The job scheduled in HPC goes to the last position in a queue that may take several days to start execution. For this reason, HPC is not suited for testing and debugging. This sections shows how to create a test environment and schedule a job.

Test and debug

The GPU is disabled in the login node of lince, and this node is used mainly for job schedule. A feasible alternative is to test and debug in Google Colab or Kaggle before submitting to SLURM.

An easy way to distinguish between debug and production modes is the use of and environment variable, for example DEBUG_MODE. In debug mode, the code loads a subset of the dataset and runs for a few epochs, since the goal is just make sure the code is error free. Then, in production mode the code processes the entire dataset and full epochs. In production mode you may also want to test several model architectures. The examples in this section show how to test an autoencoder with different number of layers.

Insert this piece of code in the first cell of Google Colab.
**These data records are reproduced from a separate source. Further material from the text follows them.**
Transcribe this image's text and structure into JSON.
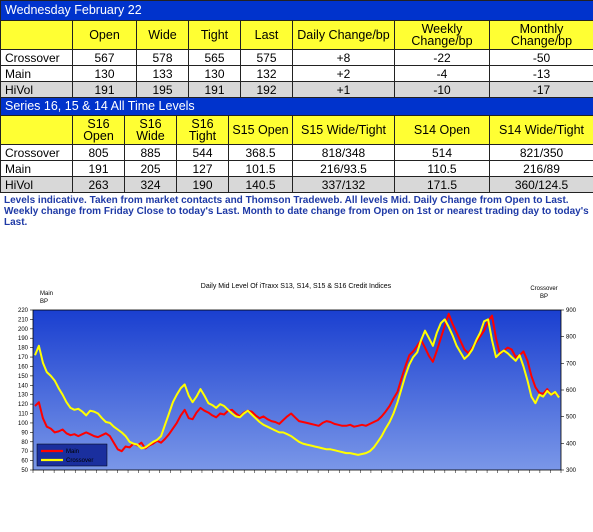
{
  "table1": {
    "title": "Wednesday February 22",
    "headers": [
      "",
      "Open",
      "Wide",
      "Tight",
      "Last",
      "Daily Change/bp",
      "Weekly Change/bp",
      "Monthly Change/bp"
    ],
    "rows": [
      [
        "Crossover",
        "567",
        "578",
        "565",
        "575",
        "+8",
        "-22",
        "-50"
      ],
      [
        "Main",
        "130",
        "133",
        "130",
        "132",
        "+2",
        "-4",
        "-13"
      ],
      [
        "HiVol",
        "191",
        "195",
        "191",
        "192",
        "+1",
        "-10",
        "-17"
      ]
    ]
  },
  "table2": {
    "title": "Series 16, 15 & 14 All Time Levels",
    "headers": [
      "",
      "S16 Open",
      "S16 Wide",
      "S16 Tight",
      "S15 Open",
      "S15 Wide/Tight",
      "S14 Open",
      "S14 Wide/Tight"
    ],
    "rows": [
      [
        "Crossover",
        "805",
        "885",
        "544",
        "368.5",
        "818/348",
        "514",
        "821/350"
      ],
      [
        "Main",
        "191",
        "205",
        "127",
        "101.5",
        "216/93.5",
        "110.5",
        "216/89"
      ],
      [
        "HiVol",
        "263",
        "324",
        "190",
        "140.5",
        "337/132",
        "171.5",
        "360/124.5"
      ]
    ]
  },
  "note": "Levels indicative. Taken from market contacts and Thomson Tradeweb. All levels Mid. Daily Change from Open to Last. Weekly change from Friday Close to today's Last. Month to date change from Open on 1st or nearest trading day to today's Last.",
  "colors": {
    "title_bg": "#0033cc",
    "header_bg": "#ffff33",
    "main_line": "#ff0000",
    "crossover_line": "#ffff00",
    "plot_bg_top": "#1a3fd0",
    "plot_bg_bottom": "#7a97e8"
  },
  "chart_data": {
    "type": "line",
    "title": "Daily Mid Level Of iTraxx S13, S14, S15 & S16 Credit Indices",
    "left_axis_label": "Main\nBP",
    "right_axis_label": "Crossover\nBP",
    "ylim_left": [
      50,
      220
    ],
    "yticks_left": [
      50,
      60,
      70,
      80,
      90,
      100,
      110,
      120,
      130,
      140,
      150,
      160,
      170,
      180,
      190,
      200,
      210,
      220
    ],
    "ylim_right": [
      300,
      900
    ],
    "yticks_right": [
      300,
      400,
      500,
      600,
      700,
      800,
      900
    ],
    "grid": false,
    "legend_position": "bottom-left",
    "series": [
      {
        "name": "Main",
        "axis": "left",
        "color": "#ff0000",
        "values": [
          118,
          122,
          105,
          96,
          94,
          90,
          91,
          93,
          89,
          87,
          88,
          86,
          88,
          90,
          88,
          86,
          85,
          87,
          89,
          86,
          79,
          72,
          70,
          75,
          74,
          78,
          76,
          79,
          73,
          76,
          78,
          81,
          79,
          83,
          88,
          94,
          100,
          108,
          114,
          105,
          104,
          111,
          116,
          113,
          111,
          108,
          106,
          110,
          109,
          113,
          114,
          110,
          107,
          111,
          113,
          112,
          108,
          105,
          107,
          104,
          102,
          101,
          99,
          103,
          107,
          110,
          106,
          102,
          101,
          100,
          99,
          98,
          97,
          100,
          102,
          101,
          99,
          98,
          97,
          97,
          98,
          96,
          97,
          98,
          97,
          99,
          101,
          103,
          107,
          112,
          118,
          126,
          133,
          147,
          160,
          172,
          176,
          182,
          188,
          180,
          171,
          165,
          177,
          190,
          203,
          216,
          205,
          196,
          187,
          178,
          174,
          180,
          186,
          192,
          198,
          208,
          214,
          190,
          173,
          177,
          180,
          178,
          170,
          172,
          176,
          166,
          150,
          138,
          132,
          131,
          136,
          130,
          132,
          128
        ]
      },
      {
        "name": "Crossover",
        "axis": "left",
        "color": "#ffff00",
        "values": [
          172,
          182,
          164,
          154,
          150,
          145,
          137,
          130,
          122,
          116,
          114,
          115,
          112,
          108,
          113,
          112,
          110,
          105,
          101,
          100,
          96,
          93,
          90,
          86,
          80,
          78,
          77,
          73,
          74,
          77,
          80,
          82,
          86,
          98,
          110,
          122,
          130,
          137,
          141,
          129,
          122,
          128,
          136,
          129,
          121,
          119,
          116,
          120,
          118,
          114,
          110,
          107,
          106,
          110,
          113,
          109,
          105,
          101,
          98,
          96,
          94,
          92,
          90,
          90,
          88,
          86,
          83,
          80,
          78,
          77,
          76,
          75,
          74,
          73,
          72,
          72,
          71,
          70,
          69,
          68,
          68,
          67,
          66,
          67,
          68,
          70,
          74,
          80,
          86,
          94,
          101,
          110,
          122,
          136,
          150,
          162,
          170,
          175,
          188,
          198,
          190,
          182,
          196,
          206,
          210,
          202,
          193,
          182,
          175,
          168,
          172,
          178,
          188,
          196,
          208,
          210,
          188,
          170,
          174,
          177,
          174,
          170,
          166,
          172,
          160,
          145,
          128,
          121,
          130,
          128,
          134,
          130,
          133,
          127
        ]
      }
    ],
    "x_tick_count": 50
  }
}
The second line enables debug mode, and the third and fourth lines are the model configuration.:

import os
os.environ['DEBUG_MODE'] = 'true'
os.environ['AE_ARCH'] = '1_2_4_6_8_10_12'    # Number of filters in each layer
os.environ['AE_KERNEL'] = '5_5_3_3_3_3_3'    # Filter size in each layer

You may want to test in VS Code before sending the script to SLURM. This can be done by setting the debug mode as default when you login, and just disable in the schedule script.

Enable debug mode in lince inserting this code in your ~/.bashrc file:

export DEBUG_MODE=TRUE          #
export AE_ARCH=1_2_4_6_8_10_12  # Number of filters in each autoencoder layer
export AE_KERNEL=5_5_3_3_3_3_3  # Filter size in each layer

Read the debug mode in the Python script body:

# Debug mode is lightweight components to be able to run in Google Colab
debug_mode = os.getenv('DEBUG_MODE').title() in ['True', '1']

Set 5 epochs in debug mode and 5000 otherwise:

num_epochs = 5 * debug_mode or 5000

Google Colab setup

In the first cell of Colab, insert this code to mount GDrive in Colab:

# Mount Google Drive
from google.colab import drive
drive.mount("/content/drive")

Now you have access to the scripts in lince saved in Drive. Example of code to copy scripts from GDrive to Colab:

import os
os.system('cp /content/drive/MyDrive/<FOLDER>/*.py .')

Copy trained models from folder model/<MODEL_NAME> to Drive:

import os, glob

def save_models_GDrive():
  # Create folder to save models
  for fdir in glob.glob('model/*'):
        gdir = '/content/drive/MyDrive/lince-colab/' + fdir.split('/')[1]
        if not os.path.exists(gdir):
          os.system('mkdir {}'.format(gdir))

  # Copy trained models do Google Drive
  for model in glob.glob('model/*/*'):
        fdir = model.split('/')[1]
        fname = model.split('/')[2]
        cmd = 'cp model/{}/{} /content/drive/MyDrive/lince-colab/{}/{}'.format(fdir, fname, fdir, fname)
        print(cmd)
        os.system(cmd)